May 27, 2021 - Politics & Policy

Obama faced "constraints" as president to condemn killings of Black Americans

Former U.S. President Barack Obama speaks during a drive-in rally while campaigning for Democratic nominee Joseph Biden, on October 21, 2020 in Philadelphia, Pennsylvania.
Former President Obama in Philadelphia in October.
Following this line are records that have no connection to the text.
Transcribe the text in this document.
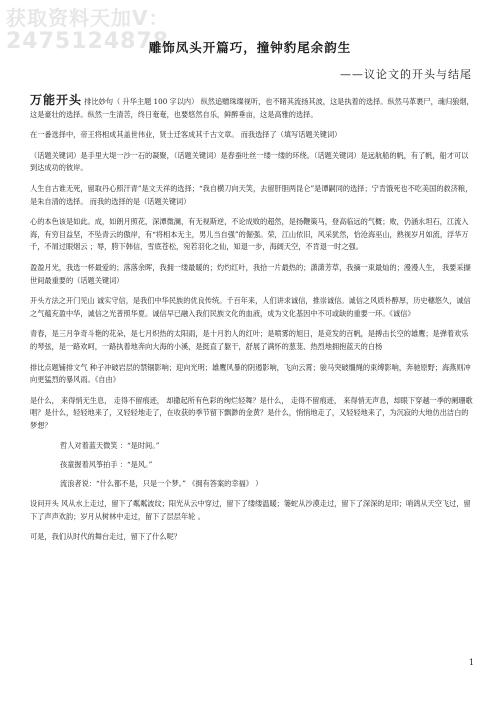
获取资料天加V：
2475124878
雕饰凤头开篇巧，撞钟豹尾余韵生
——议论文的开头与结尾

万能开头 排比妙句（ 升华主题 100 字以内） 纵然追赠珠璨视听，也不睹其流扬其波，这是执着的选择。纵然马革裹尸，魂归狼烟，这是豪壮的选择。纵然一生清苦，终日奄奄，也要悠然自乐，鲜醉垂亩，这是高雅的选择。

在一番选择中，帝王将相成其盖世伟业，贤士迁客成其千古文章。 而我选择了（填写话题关键词）

（话题关键词）是手里大堤一沙一石的凝聚，（话题关键词）是春蚕吐丝一缕一缕的环绕。（话题关键词）是远航船的帆，有了帆，船才可以到达成功的彼岸。

人生自古谁无死，留取丹心照汗青”是文天祥的选择；“我自横刀向天笑，去留肝胆两昆仑”是谭嗣同的选择；宁肯饿死也不吃美国的救济粮，是朱自清的选择。 而我的选择的是（话题关键词）

心的本色该是如此。成，如朗月照花，深潭微澜，有无视斯逆，不论成败的超然，是扬鞭策马，登高临远的气概；败，仍涵永坦石，江流入海，有穷目益坚，不坠青云的傲岸，有“将相本无主，男儿当自强”的倔强。荣，江山依旧，风采犹然，恰沧海巫山，熟视岁月如流，浮华万千，不屑过眼烟云 ；辱，胯下韩信，雪底苍松，宛若羽化之仙，知退一步，海阔天空，不肯退一时之强。

盈盈月光，我选一杯最爱的；落落余晖，我拥一缕最暖的；灼灼红叶，我拾一片最热的；潇潇芳草，我摘一束最灿的；漫漫人生， 我要采撷世间最重要的（话题关键词）

开头方法之开门见山 诚实守信，是我们中华民族的优良传统。千百年来，人们讲求诚信，推崇诚信。诚信之风质朴醇厚，历史穗悠久，诚信之气蕴充盈中华，诚信之光普照华夏。诚信早已融入我们民族文化的血液，成为文化基因中不可或缺的重要一环。《诚信》

青春，是三月争奇斗艳的花朵，是七月炽热的太阳雨，是十月豹人的红叶；是喷雾的旭日，是竞发的百帆，是搏击长空的雄鹰；是弹着欢乐的琴弦，是一路欢呵，一路执着地奔向大海的小溪，是挺直了躯干，舒展了满怀的葱茏、热烈地拥抱蓝天的白杨

排比点题铺排文气 种子冲破岩层的禁锢影响；迎向光明；雄鹰风暴的阴遏影响，飞向云霄；骏马突破缰绳的束缚影响，奔驰原野；海燕则冲向更猛烈的暴风雨。《自由》

是什么， 来得悄无生息， 走得不留痕迹， 却撒起所有色彩的绚烂轻舞？是什么， 走得不留痕迹， 来得悄无声息，却眼下穿越一季的阑珊歌唱？是什么，轻轻地来了，又轻轻地走了，在收获的季节留下飘渺的金黄？是什么，悄悄地走了，又轻轻地来了，为沉寂的大地仿出洁白的梦想？

哲人对着蓝天微笑 ：“是时间。”

孩童握着风筝拍手 ：“是风。”

流浪者说：“什么都不是，只是一个梦。” 《拥有答案的幸福》 ）

设问开头 风从水上走过，留下了粼粼波纹；阳光从云中穿过，留下了缕缕温暖；篓蛇从沙漠走过，留下了深深的足印；哨鸽从天空飞过，留下了声声欢韵；岁月从树林中走过，留下了层层年轮 。

可是，我们从时代的舞台走过，留下了什么呢？

1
Photo: Michael M. Santiago/Getty Images

Former President Obama said Wednesday that "institutional constraints" stopped him from speaking out against the killings of Black Americans when he was in office.

Driving the news: The former president made the comments during the My Brother's Keeper Leadership Forum, which discussed activism since the May 2020, murder of George Floyd.

What he's saying: "There were some frustrations for me in my institutional role," Obama said, citing unrest in Ferguson, Missouri, following the fatal 2014 shooting of Black teenager Michael Brown by a white police officer.

  • "I went as far as I could just commenting on cases like Trayvon Martin," he said of the Black teenager shot and killed by then-neighborhood watch volunteer George Zimmerman in 2012.
  • Obama explained that in those instances he did "not in any way want to endanger" the Justice Department in its "capacity to go in, investigate and potentially charge perpetrators."
  • This meant he "could not come down or appear to come down decisively in terms of guilt or innocence in terms of what happened," the former president added.

Of note: Obama noted that when he won in 2012, he didn't have congressional or gubernatorial majorities, which prevented him from pushing through social justice reforms.

  • "All the reform initiatives that we were coming up with, and the ideas that had been generated, we weren't able to translate into as bold a set of initiatives as I would have wanted," he said.